ATLANTA, Dec. 2, 2008 – Delta Air Lines (NYSE: DAL) today issued the following memo to its more than 75,000 employees worldwide from CEO Richard Anderson and President Edward H. Bastian.


Delta Air Lines Colleagues Worldwide


Richard Anderson
Ed Bastian


Delta to Manage 2009 Capacity Due to Global Economic Slowdown and Softening Traffic

As always, we want to make certain that Delta people are the first to know about changes to our business. That is why we are sharing with you now that later this morning at an investment conference in New York, we will announce plans to decrease systemwide capacity, for both Delta and Northwest, during 2009. This action comes as a result of the global economic recession and weaker demand for air travel.

Systemwide 2009 capacity will be down 6-8% year over year. Domestic capacity will be down 8-10% and international capacity will be down approximately 3-5%. These numbers include the full impact of previously announced 2008 capacity reductions.
Delta has established itself as an industry leader. Once again, Delta must take the necessary steps to adjust our business accordingly and make certain seat capacity meets customer demand. These economic hurdles are difficult, and we remain committed to building our company on a durable financial foundation with industry-leading liquidity. Remember that speed wins so we will be decisive and not delay. As Rules of the Road states, “Speed in execution is the difference between success and failure.”
Even with the economic recession, we are achieving significant benefits from our merger and will continue to do so. The merger has allowed us to develop growth opportunities as we connect the networks to create new revenue streams neither airline could have achieved independently. We will continue to follow the Flight Plan to invest in and further diversify our international network in the Pacific, Africa, India and the Middle East to help mitigate the risk from specific regional economies. We will remain focused on, and continue to adapt to, the rapidly changing global economy to better align supply with demand.

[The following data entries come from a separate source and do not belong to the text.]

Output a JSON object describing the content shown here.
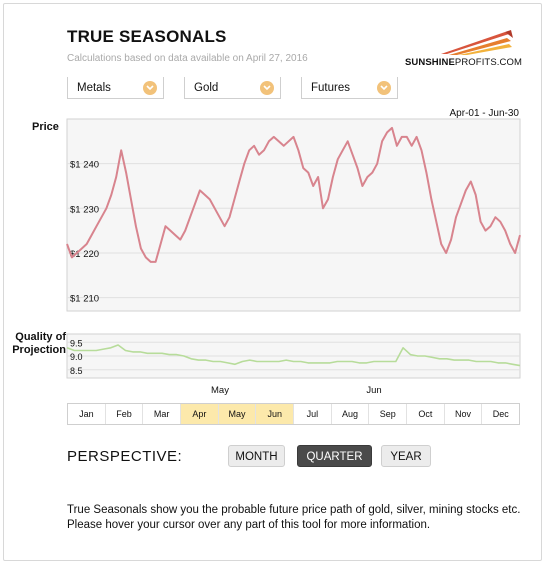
{
  "header": {
    "title": "TRUE SEASONALS",
    "subtitle": "Calculations based on data available on April 27, 2016",
    "logo_bold": "SUNSHINE",
    "logo_light": "PROFITS.COM"
  },
  "selectors": [
    {
      "value": "Metals"
    },
    {
      "value": "Gold"
    },
    {
      "value": "Futures"
    }
  ],
  "date_range": "Apr-01 - Jun-30",
  "colors": {
    "price_line": "#d8848e",
    "quality_line": "#b7dc9a",
    "selected_month": "#fce9ab",
    "active_button": "#4a4a4a"
  },
  "chart_data": [
    {
      "type": "line",
      "title": "Price",
      "ylim": [
        1207,
        1250
      ],
      "yticks": [
        1210,
        1220,
        1230,
        1240
      ],
      "ytick_labels": [
        "$1 210",
        "$1 220",
        "$1 230",
        "$1 240"
      ],
      "grid": true,
      "series": [
        {
          "values": [
            1222,
            1219,
            1220,
            1221,
            1222,
            1224,
            1226,
            1228,
            1230,
            1233,
            1237,
            1243,
            1238,
            1232,
            1226,
            1221,
            1219,
            1218,
            1218,
            1222,
            1226,
            1225,
            1224,
            1223,
            1225,
            1228,
            1231,
            1234,
            1233,
            1232,
            1230,
            1228,
            1226,
            1228,
            1232,
            1236,
            1240,
            1243,
            1244,
            1242,
            1243,
            1245,
            1246,
            1245,
            1244,
            1245,
            1246,
            1243,
            1239,
            1238,
            1235,
            1237,
            1230,
            1232,
            1237,
            1241,
            1243,
            1245,
            1242,
            1239,
            1235,
            1237,
            1238,
            1240,
            1245,
            1247,
            1248,
            1244,
            1246,
            1246,
            1244,
            1246,
            1243,
            1238,
            1232,
            1227,
            1222,
            1220,
            1223,
            1228,
            1231,
            1234,
            1236,
            1233,
            1227,
            1225,
            1226,
            1228,
            1227,
            1225,
            1222,
            1220,
            1224
          ]
        }
      ]
    },
    {
      "type": "line",
      "title": "Quality of Projection",
      "ylim": [
        8.2,
        9.8
      ],
      "yticks": [
        8.5,
        9.0,
        9.5
      ],
      "ytick_labels": [
        "8.5",
        "9.0",
        "9.5"
      ],
      "x_month_labels": [
        "May",
        "Jun"
      ],
      "series": [
        {
          "values": [
            9.3,
            9.2,
            9.2,
            9.2,
            9.2,
            9.25,
            9.3,
            9.4,
            9.2,
            9.15,
            9.15,
            9.1,
            9.1,
            9.1,
            9.05,
            9.05,
            9.0,
            8.9,
            8.85,
            8.85,
            8.8,
            8.8,
            8.75,
            8.7,
            8.8,
            8.85,
            8.8,
            8.8,
            8.8,
            8.8,
            8.85,
            8.8,
            8.8,
            8.75,
            8.75,
            8.75,
            8.75,
            8.8,
            8.8,
            8.8,
            8.75,
            8.75,
            8.8,
            8.8,
            8.8,
            8.8,
            9.3,
            9.05,
            9.0,
            9.0,
            8.95,
            8.9,
            8.9,
            8.85,
            8.85,
            8.85,
            8.8,
            8.8,
            8.8,
            8.75,
            8.75,
            8.7,
            8.65
          ]
        }
      ]
    }
  ],
  "months": [
    "Jan",
    "Feb",
    "Mar",
    "Apr",
    "May",
    "Jun",
    "Jul",
    "Aug",
    "Sep",
    "Oct",
    "Nov",
    "Dec"
  ],
  "selected_months": [
    "Apr",
    "May",
    "Jun"
  ],
  "perspective": {
    "label": "PERSPECTIVE:",
    "buttons": [
      "MONTH",
      "QUARTER",
      "YEAR"
    ],
    "active": "QUARTER"
  },
  "description": "True Seasonals show you the probable future price path of gold, silver, mining stocks etc. Please hover your cursor over any part of this tool for more information."
}
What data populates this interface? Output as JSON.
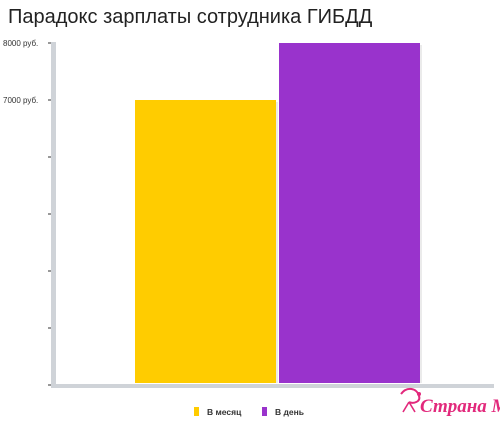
{
  "chart_data": {
    "type": "bar",
    "title": "Парадокс зарплаты сотрудника ГИБДД",
    "categories": [
      "В месяц",
      "В день"
    ],
    "values": [
      7000,
      8000
    ],
    "series": [
      {
        "name": "В месяц",
        "values": [
          7000,
          null
        ],
        "color": "#ffcc00"
      },
      {
        "name": "В день",
        "values": [
          null,
          8000
        ],
        "color": "#9933cc"
      }
    ],
    "yticks": [
      {
        "value": 8000,
        "label": "8000 руб."
      },
      {
        "value": 7000,
        "label": "7000 руб."
      },
      {
        "value": 6000,
        "label": ""
      },
      {
        "value": 5000,
        "label": ""
      },
      {
        "value": 4000,
        "label": ""
      },
      {
        "value": 3000,
        "label": ""
      },
      {
        "value": 2000,
        "label": ""
      }
    ],
    "ylim": [
      2000,
      8000
    ],
    "xlabel": "",
    "ylabel": "",
    "grid": false,
    "legend_position": "bottom",
    "axis_color": "#cfd3d8"
  },
  "watermark": {
    "text": "Страна Мам",
    "logo": "stork-logo"
  }
}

We are taking these actions to secure your careers and return us to sustained profitability. In the meantime, we are analyzing the impact on staffing as it pertains to these capacity reductions and, as in the past, we will offer voluntary programs to adjust staffing needs. We will continue to make decisions that are in the long-term interest of our colleagues, customers, shareholders and the communities we serve.
Thank you for your focus in executing on the Flight Plan, in spite of fuel at record levels earlier this year and now the unfolding economic recession. We have a solid cash balance, best-in-class cost per available seat mile (CASM) and your operational performance is head and shoulders above the rest of the industry. We thank you for the incredible work you do for our customers every day. Together, we will get through this new challenge and build a stronger Delta.

Ed    Richard

About Delta Air Lines
Delta Air Lines is the world's largest airline. From its hubs in Atlanta, Cincinnati, Detroit, Memphis, Minneapolis-St. Paul, New York-JFK, Salt Lake City and Tokyo-Narita, Delta, its Northwest Airlines subsidiary and Delta Connection carriers offer service to more than 375 destinations worldwide in 66 countries and serve more than 170 million passengers each year. Delta's marketing alliances allow customers to earn and redeem either SkyMiles or WorldPerks on more than 16,000 daily flights offered by SkyTeam and other partners. Delta and its 75,000 worldwide employees are reshaping the aviation industry as the only U.S. airline to offer a full global network. Customers can check in for flights, print boarding passes, check bags and flight status at

Forward-looking Statements
Statements in this news release that are not historical facts, including statements regarding our estimates, expectations, beliefs, intentions, projections or strategies for the future, may be “forward-looking statements” as defined in the Private Securities Litigation Reform Act of 1995.  All forward-looking statements involve a number of risks and uncertainties that could cause actual results to differ materially from the estimates, expectations, beliefs, intentions, projections and strategies reflected in or suggested by the forward-looking statements.  These risks and uncertainties include, but are not limited to, the cost of aircraft fuel; the impact that our indebtedness will have on our financial and operating activities and our ability to incur additional debt; the restrictions that financial covenants in our financing agreements will have on our financial and business operations; labor issues; interruptions or disruptions in service at one of our hub airports; our increasing dependence on technology in our operations; our ability to retain management and key employees; the ability of our credit card processors to take significant holdbacks in certain circumstances; the effects of terrorist attacks; competitive conditions in the airline industry; and our ability to achieve expected synergies from our merger with Northwest. 

Additional information concerning risks and uncertainties that could cause differences between actual results and forward-looking statements is contained in Delta’s Securities and Exchange Commission filings, including its Annual Report on Form 10-K for the fiscal year ended December 31, 2007 and Form 10-Q for the quarterly period ended September 30, 2008. Caution should be taken not to place undue reliance on Delta’s forward-looking statements, which represent Delta’s views only as of December 2, 2008, and which Delta has no current intention to update.